When entering their first classes of the semester, students are often apprehensive as they wait to hear the professor’s policy on laptops in class. While insisting on handwritten notes is not the norm at McGill, some professors nonetheless present students with articles and studies that explain how writing notes by hand improves memory, helps with the absorption of information, and is generally the best way to become a successful student.
The campus culture that classifies handwritten notes as ‘best’ or simply ‘better than’ typed notes homogenizes education and labels a student’s learning process as either right or wrong. While taking notes by hand benefits some—possibly even most—students, insisting upon it can create stressful and even inhospitable learning environments.
Despite its alleged positive impact on memory, handwriting notes lacks the accessibility of computers. While professors make exceptions for students with learning and physical disabilities, simply having messy or slow handwriting can disadvantage a student in the classroom. For those accustomed to typing their notes, taking notes by hand can be a grueling process that actually inhibits the absorption of information. Given that today’s students type much faster than they can write, handwritten notes often devolve into a game of catch-up with the professor: If students have to put most of their focus towards maintaining the professor’s speed, simply writing the words down takes priority over what the professor is actually saying.
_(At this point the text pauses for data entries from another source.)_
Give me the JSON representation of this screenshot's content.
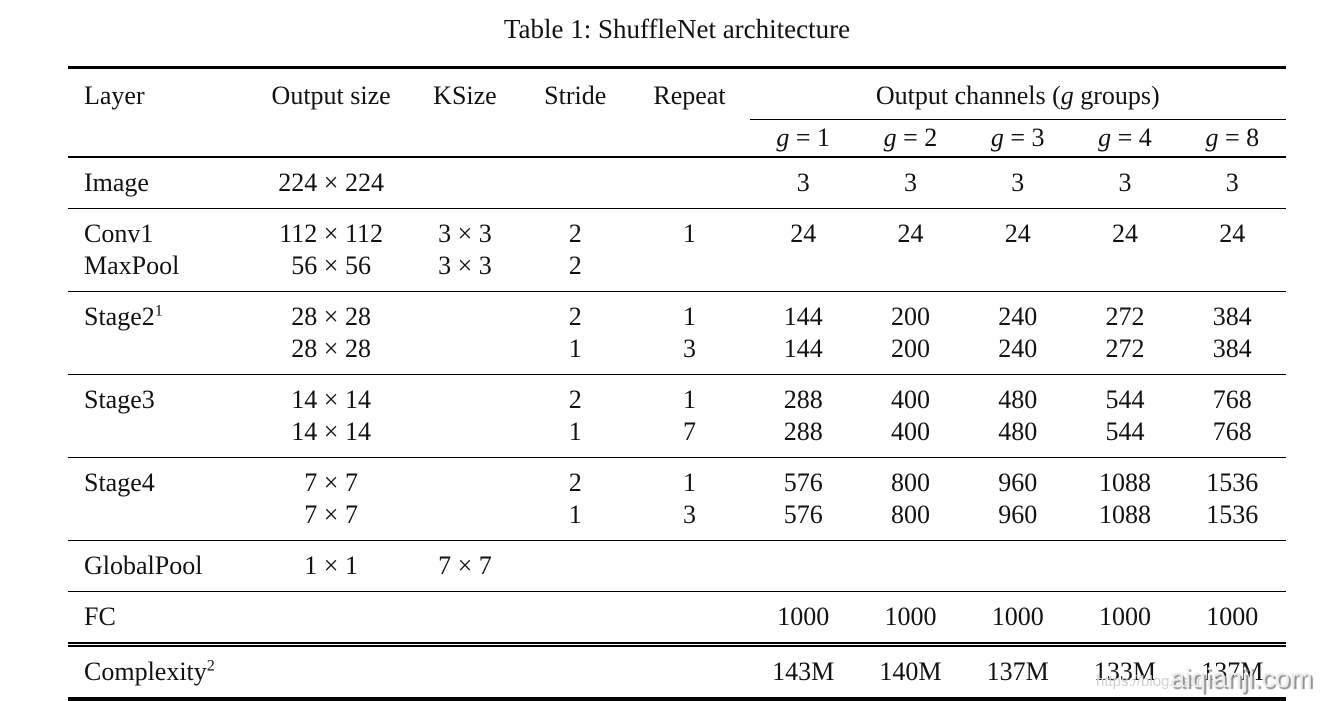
{
  "page": {
    "background": "#ffffff",
    "text_color": "#121212",
    "rule_color": "#000000"
  },
  "title": "Table 1: ShuffleNet architecture",
  "table": {
    "headers": {
      "layer": "Layer",
      "output_size": "Output size",
      "ksize": "KSize",
      "stride": "Stride",
      "repeat": "Repeat",
      "channels": {
        "prefix": "Output channels (",
        "var": "g",
        "suffix": " groups)"
      },
      "group_cols": [
        {
          "var": "g",
          "rest": " = 1"
        },
        {
          "var": "g",
          "rest": " = 2"
        },
        {
          "var": "g",
          "rest": " = 3"
        },
        {
          "var": "g",
          "rest": " = 4"
        },
        {
          "var": "g",
          "rest": " = 8"
        }
      ]
    },
    "rows": [
      {
        "layer": {
          "text": "Image",
          "sup": ""
        },
        "cells": [
          "224 × 224",
          "",
          "",
          "",
          "3",
          "3",
          "3",
          "3",
          "3"
        ]
      },
      {
        "layer": {
          "text": "Conv1",
          "sup": ""
        },
        "cells": [
          "112 × 112",
          "3 × 3",
          "2",
          "1",
          "24",
          "24",
          "24",
          "24",
          "24"
        ]
      },
      {
        "layer": {
          "text": "MaxPool",
          "sup": ""
        },
        "cells": [
          "56 × 56",
          "3 × 3",
          "2",
          "",
          "",
          "",
          "",
          "",
          ""
        ]
      },
      {
        "layer": {
          "text": "Stage2",
          "sup": "1"
        },
        "cells": [
          "28 × 28",
          "",
          "2",
          "1",
          "144",
          "200",
          "240",
          "272",
          "384"
        ]
      },
      {
        "layer": {
          "text": "",
          "sup": ""
        },
        "cells": [
          "28 × 28",
          "",
          "1",
          "3",
          "144",
          "200",
          "240",
          "272",
          "384"
        ]
      },
      {
        "layer": {
          "text": "Stage3",
          "sup": ""
        },
        "cells": [
          "14 × 14",
          "",
          "2",
          "1",
          "288",
          "400",
          "480",
          "544",
          "768"
        ]
      },
      {
        "layer": {
          "text": "",
          "sup": ""
        },
        "cells": [
          "14 × 14",
          "",
          "1",
          "7",
          "288",
          "400",
          "480",
          "544",
          "768"
        ]
      },
      {
        "layer": {
          "text": "Stage4",
          "sup": ""
        },
        "cells": [
          "7 × 7",
          "",
          "2",
          "1",
          "576",
          "800",
          "960",
          "1088",
          "1536"
        ]
      },
      {
        "layer": {
          "text": "",
          "sup": ""
        },
        "cells": [
          "7 × 7",
          "",
          "1",
          "3",
          "576",
          "800",
          "960",
          "1088",
          "1536"
        ]
      },
      {
        "layer": {
          "text": "GlobalPool",
          "sup": ""
        },
        "cells": [
          "1 × 1",
          "7 × 7",
          "",
          "",
          "",
          "",
          "",
          "",
          ""
        ]
      },
      {
        "layer": {
          "text": "FC",
          "sup": ""
        },
        "cells": [
          "",
          "",
          "",
          "",
          "1000",
          "1000",
          "1000",
          "1000",
          "1000"
        ]
      },
      {
        "layer": {
          "text": "Complexity",
          "sup": "2"
        },
        "cells": [
          "",
          "",
          "",
          "",
          "143M",
          "140M",
          "137M",
          "133M",
          "137M"
        ]
      }
    ]
  },
  "watermark": {
    "url_text": "https://blog.csdn",
    "site_text": "aiqianji.com"
  }
}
These frantic notes may be messy, disorganized, and barely-legible, whereas computer programs such as Onenote or Evernote can be extremely useful in organizing important subjects and trains-of-thought. A student struggling to keep up with the professor likely doesn’t have the time to even write legibly, let alone highlight information. This chaotic transcription of a lecture can ultimately leave a student feeling stressed or disoriented, neither of which are optimal mental states for retaining course material. In an attempt to limit distractions and help students succeed, a professor may not realize the alternatively detrimental learning environment that insistence on handwritten notes creates.
Typing notes on a computer is admittedly not without its faults. Considering students’ constant exposure to the internet, allowing laptops in class inevitably opens those students up to an infinite number of distractions. These tend to have a snowball effect, in that someone surfing Facebook can distract the person behind them, and so on and so forth.
However, this possibility of distraction does not necessarily warrant a laptop ban, especially when one considers how teaching methods have evolved to incorporate, and even benefit from, digital media. Learning is not confined to spoken lectures; instead, professors employ a variety of digital aids such as powerpoints, music, videos, and images to augment their lessons. This shift towards a digital classroom recognizes that students learn in a variety of ways. For example, a visual learner retains information better with images or other visual cues. Likewise, an aural learner benefits from the presence and assistance of music or other sounds. These different learning methods intersect and overlap, making it impossible to suggest one student learns better than another.
Learning is a highly individual process. Just as the mode of presentation affects how a student absorbs information, so does the way a student takes notes. If it is agreed upon that the diversification of teaching styles should be encouraged, then it is equally important to allow for diversity in note-taking. Just because a student takes notes on a computer does not make him or her a poor or ineffectual learner. Students should be encouraged and allowed the freedom to discover which learning methods work best for them, rather than adhering to someone else’s definition of ‘proper learning.’